The Gamification of Education
Today’s kids are more plugged in than ever before. For many, adolescent life is increasingly centered around electronic devices, the internet, and video games. As parents, educators, and tutors, it is not only important to acknowledge this trend but to also take advantage of it as a way to connect with students and enhance the learning process. The gamification of education is an ever-evolving, modern educational movement that exists as a direct response to the changing nature of children’s attention spans and interests.
The modern video game is not a far cry from the quarter-munching arcades of the 1980s and 1990s. Early video games were designed to allow the player a short burst of enjoyment, and then block progress with an increase in difficulty so that the player would have to pay an extra quarter to either continue their progress or try again for a higher score. Comparatively, the goal of modern video games is typically focused on grabbing and holding attention more so than grabbing and demanding more quarters.
One of the ways modern video games have succeed at this aim is by offering an array of incremental and attainable goals. Designers purposefully do what they can to bring on the feeling of being on the precipice of achieving the next goal (be it “leveling up” or unlocking a new feature in the game). The aim is for the player to develop an increasing drive to play for just a little bit longer so that they can feel the dopamine burst that comes with success. At that point, the player (hopefully) wants to relish in the positive feelings associated with the accomplishment by playing even longer. Just before boredom or frustration sets in and the game is turned off, the next goal or level becomes just within reach and the process repeats.
Basic Gamification – Using Games as Teaching Tools
Educational video games have been in existence as long as video games themselves. It is far from a new idea that students can be drawn into fun game experiences while having to practice and learn skills. While not typically the most exciting or engrossing games, there are classics like The Oregon Trail, Word Munchers, Math Blaster, Reader Rabbit, Carmen Sandiego, and even Sim City that can still elicit fond memories of school computer labs from the 1980s and 1990s. These “edutainment” titles were some of the better offerings in the genre and were used to give students conceptual practice in their core academic subjects. Surprisingly, many of these games still hold up (and can even be played online in a web browser thanks to the work of archive.org).
These types of games were successful because they utilized the same cycle of challenge and incremental, yet achievable rewards that made their entertainment-focused counterparts work. Students played to reach the next goal, had their successes rewarded by access to a new feature, a new level, or a new animation; students would then (as their teachers would hope) strive to repeat the routine. For the educator, these types of games served to replace some of the rote practice usually reserved for worksheets or book-work. Ideally, if the game was entertaining enough, the student would not feel like they were actually doing work.

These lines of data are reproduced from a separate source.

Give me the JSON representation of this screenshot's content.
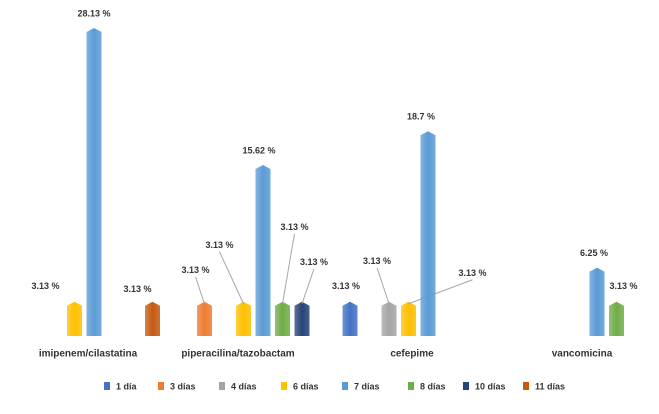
{
  "chart_data": {
    "type": "bar",
    "categories": [
      "imipenem/cilastatina",
      "piperacilina/tazobactam",
      "cefepime",
      "vancomicina"
    ],
    "series": [
      {
        "name": "1 día",
        "color": "#4472c4",
        "values": [
          null,
          null,
          3.13,
          null
        ],
        "value_labels": [
          null,
          null,
          "3.13 %",
          null
        ]
      },
      {
        "name": "3 días",
        "color": "#ed7d31",
        "values": [
          null,
          3.13,
          null,
          null
        ],
        "value_labels": [
          null,
          "3.13 %",
          null,
          null
        ]
      },
      {
        "name": "4 días",
        "color": "#a5a5a5",
        "values": [
          null,
          null,
          3.13,
          null
        ],
        "value_labels": [
          null,
          null,
          "3.13 %",
          null
        ]
      },
      {
        "name": "6 días",
        "color": "#ffc000",
        "values": [
          3.13,
          3.13,
          3.13,
          null
        ],
        "value_labels": [
          "3.13 %",
          "3.13 %",
          "3.13 %",
          null
        ]
      },
      {
        "name": "7 días",
        "color": "#5b9bd5",
        "values": [
          28.13,
          15.62,
          18.7,
          6.25
        ],
        "value_labels": [
          "28.13 %",
          "15.62 %",
          "18.7 %",
          "6.25 %"
        ]
      },
      {
        "name": "8 días",
        "color": "#70ad47",
        "values": [
          null,
          3.13,
          null,
          3.13
        ],
        "value_labels": [
          null,
          "3.13 %",
          null,
          "3.13 %"
        ]
      },
      {
        "name": "10 días",
        "color": "#264478",
        "values": [
          null,
          3.13,
          null,
          null
        ],
        "value_labels": [
          null,
          "3.13 %",
          null,
          null
        ]
      },
      {
        "name": "11 días",
        "color": "#c55a11",
        "values": [
          3.13,
          null,
          null,
          null
        ],
        "value_labels": [
          "3.13 %",
          null,
          null,
          null
        ]
      }
    ]
  }
}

Gamification of the Classroom Workflow
In modern classrooms, the concept of leveling-up is being utilized in more progressive ways than just giving student access to educational video games. Some teachers are using sites like Classcraft or ClassDojo to bring the gamification concept into the daily operations of their classrooms. Students earn experience points (XP) for various tasks and submissions in an effort to gain enough XP to literally level-up on the site in the same way they would in their favorite video games. This process has been shown to be successful with certain students.
That being said, there is a fear among some in the education field that this reliance on extrinsic motivation removes the push to develop a student’s innate desire to learn for the sake of knowledge. For this reason, education professionals with experience with gamification concepts often acknowledge the complexities of the gamification debate. All told, the concept of classroom gamification is still very much in its early stages. Time will tell if this trend gains a wider-spread use as school districts increase their adoption of technology in the classroom.